Me acorde que todos los años quería que le pusiera el arbolito de navidad en su casa, que para reyes les compraba regalos a todos los nietos y luego cuando estos fueron grandes, les compraba a los biznietos, yo iba con ella a la tienda de juguetes a elegir los regalos. También recuerdo que me encantaba ir los sábados a su casa y ella me guardaba la comida del medio día y plátanos sancochados, que me gustaba mezclarlo con arroz. Luego me sentaba a escuchar el tocadiscos y ella me decía que cuando ella se muriera me lo iba a dejar en herencia. Todos los años me regalaba unos zapatos para mi cumpleaños que se lo compraba a una señora que los traía de New York, pero ella nunca podía esperar que llegara el día del cumpleaños y me llamaba unos días antes para que me los probara, “necesitaba confirmar si me servían”. Cuando yo me los probaba, ponía una cara de que estaban preciosos, y entonces ella me decía; “¿Tú te lo quieres llevar ahora? Si quieres llévatelo, pero el día del cumpleaños no te doy nada”. Entonces cuando llegaba mi cumple ella les decía a todos: “Yo el mío hace días que se lo di”

Tal vez he contado esta historia muchas veces, pero esta semana la recordé particularmente porque ayer mi hijo pequeño me dijo que: “uno no sabía lo que tenía hasta que lo perdía”, se refería a su abuelo, y se lamentaba de aquellas veces en las que no fue a visitarlo, o no conversó con él.

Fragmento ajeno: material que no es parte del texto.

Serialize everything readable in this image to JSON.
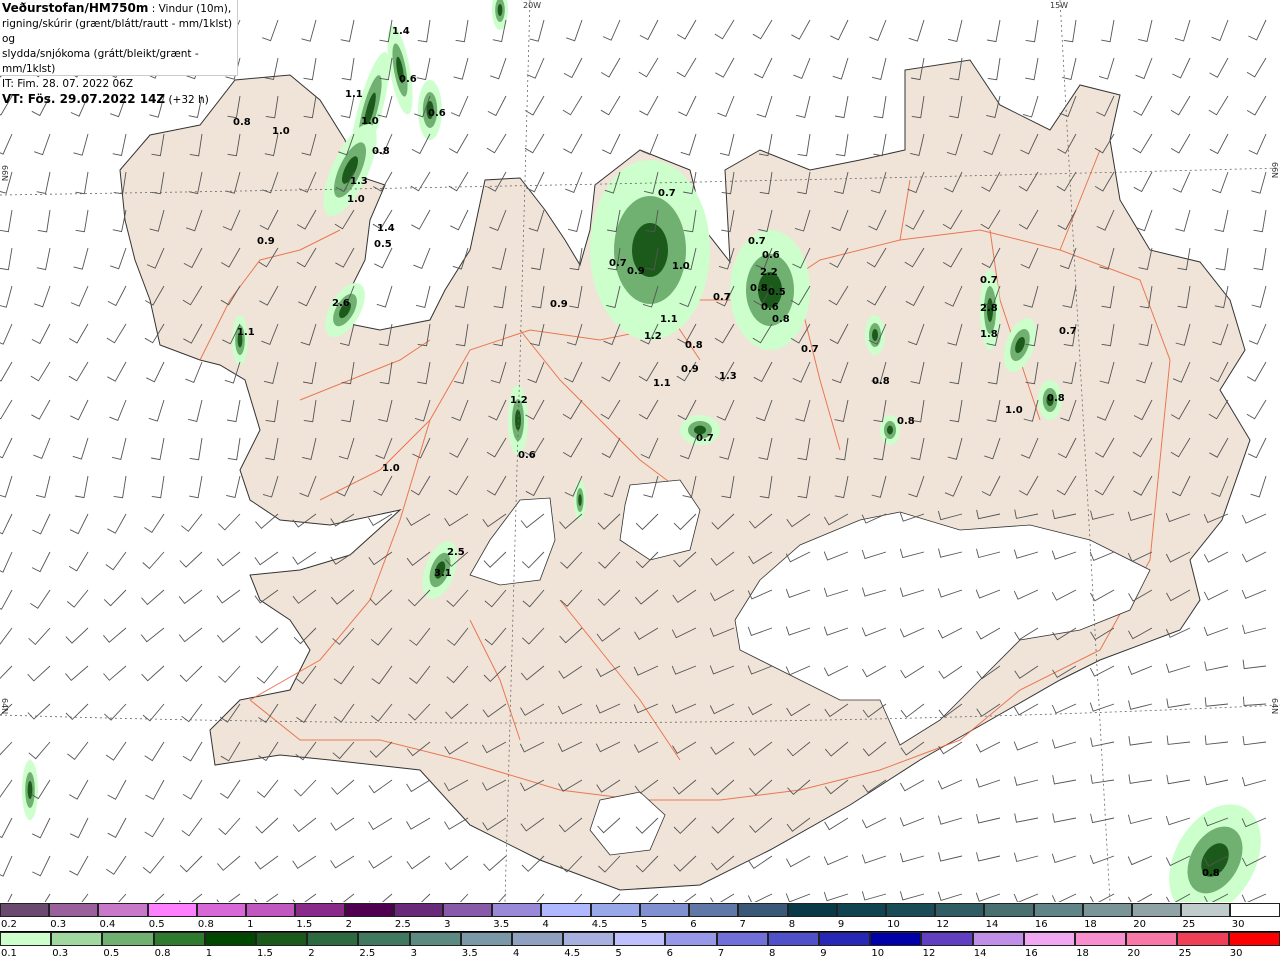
{
  "header": {
    "title": "Veðurstofan/HM750m",
    "subtitle_1": " : Vindur (10m),",
    "line_2": "rigning/skúrir (grænt/blátt/rautt - mm/1klst) og",
    "line_3": "slydda/snjókoma (grátt/bleikt/grænt - mm/1klst)",
    "initial_time": "IT: Fim. 28. 07. 2022 06Z",
    "valid_time": "VT: Fös. 29.07.2022 14Z",
    "lead": " (+32 h)"
  },
  "coord_labels": {
    "lon_20w": "20W",
    "lon_15w": "15W",
    "lat_66n_right": "66N",
    "lat_66n_left": "66N",
    "lat_64n_right": "64N",
    "lat_64n_left": "64N"
  },
  "colors": {
    "land": "#f0e4d8",
    "sea": "#ffffff",
    "glacier": "#ffffff",
    "roads": "#e8643c",
    "wind_barb": "#555555",
    "precip_light": "#ccffcc",
    "precip_heavy": "#004800"
  },
  "precip_labels": [
    "1.4",
    "0.6",
    "0.6",
    "1.1",
    "1.0",
    "0.8",
    "0.8",
    "1.0",
    "1.3",
    "1.0",
    "1.4",
    "0.5",
    "0.9",
    "2.6",
    "1.1",
    "1.0",
    "1.2",
    "0.6",
    "0.9",
    "0.7",
    "1.0",
    "0.7",
    "0.9",
    "1.2",
    "1.1",
    "0.8",
    "1.1",
    "1.3",
    "0.9",
    "0.7",
    "0.6",
    "2.2",
    "0.8",
    "0.5",
    "0.6",
    "0.8",
    "0.7",
    "0.7",
    "2.8",
    "1.8",
    "0.7",
    "0.8",
    "1.0",
    "0.8",
    "0.8",
    "0.7",
    "0.7",
    "2.5",
    "3.1",
    "0.8"
  ],
  "colorbar_sleet_snow": {
    "labels": [
      "0.2",
      "0.3",
      "0.4",
      "0.5",
      "0.8",
      "1",
      "1.5",
      "2",
      "2.5",
      "3",
      "3.5",
      "4",
      "4.5",
      "5",
      "6",
      "7",
      "8",
      "9",
      "10",
      "12",
      "14",
      "16",
      "18",
      "20",
      "25",
      "30"
    ],
    "colors": [
      "#6a4a6e",
      "#9a609c",
      "#c878c8",
      "#ff80ff",
      "#d868d8",
      "#c058c0",
      "#8a2a8a",
      "#500050",
      "#6a2a7a",
      "#8a5aaa",
      "#9a88d8",
      "#b0b8ff",
      "#98a8e8",
      "#8090d0",
      "#6078a8",
      "#3a5878",
      "#0a3a48",
      "#104450",
      "#1a4c58",
      "#305c64",
      "#487070",
      "#608488",
      "#7a9498",
      "#90a4a8",
      "#c0cccc",
      "#ffffff"
    ]
  },
  "colorbar_rain": {
    "labels": [
      "0.1",
      "0.3",
      "0.5",
      "0.8",
      "1",
      "1.5",
      "2",
      "2.5",
      "3",
      "3.5",
      "4",
      "4.5",
      "5",
      "6",
      "7",
      "8",
      "9",
      "10",
      "12",
      "14",
      "16",
      "18",
      "20",
      "25",
      "30"
    ],
    "colors": [
      "#ccffcc",
      "#a0d8a0",
      "#70b070",
      "#2e7a2e",
      "#004800",
      "#1c5a1c",
      "#2e6a40",
      "#407860",
      "#5c8a80",
      "#7a98a8",
      "#90a0c0",
      "#a8b0e0",
      "#c0c0ff",
      "#9898e8",
      "#7070d8",
      "#5050c8",
      "#2828b8",
      "#0000a8",
      "#6040c0",
      "#c090e8",
      "#f0a8f0",
      "#f890d0",
      "#f878a8",
      "#f04058",
      "#ff0000"
    ]
  }
}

Hoy, el está en cama, no puede hablar y lo único que anhela es poder escuchar su voz una vez más.

El día en que mi abuela se murió, pensé que en el fondo, me sentía feliz porque todo lo que había podido darle, lo hice mientras ella estaba viva. La quería muchísimo y se lo demostré cada día que compartimos.

Esta mañana leyendo a Oraizola él decía: “La familia es tu gente, tu raíz, a la que siempre puedes volver porque siempre está ahí”.

Hoy quiero darle gracias a Dios por la familia en la que me ha tocado vivir, por mis hijos, mi familia pequeña; mis padres, hermanos, cuñados, sobrinos, la familia ampliada porque siempre han estado ahí cuando los he necesitado. Hoy en un buen momento para decir: “Los quiero muchísimo a todos”, y que sepan que pueden contar conmigo para lo que necesiten.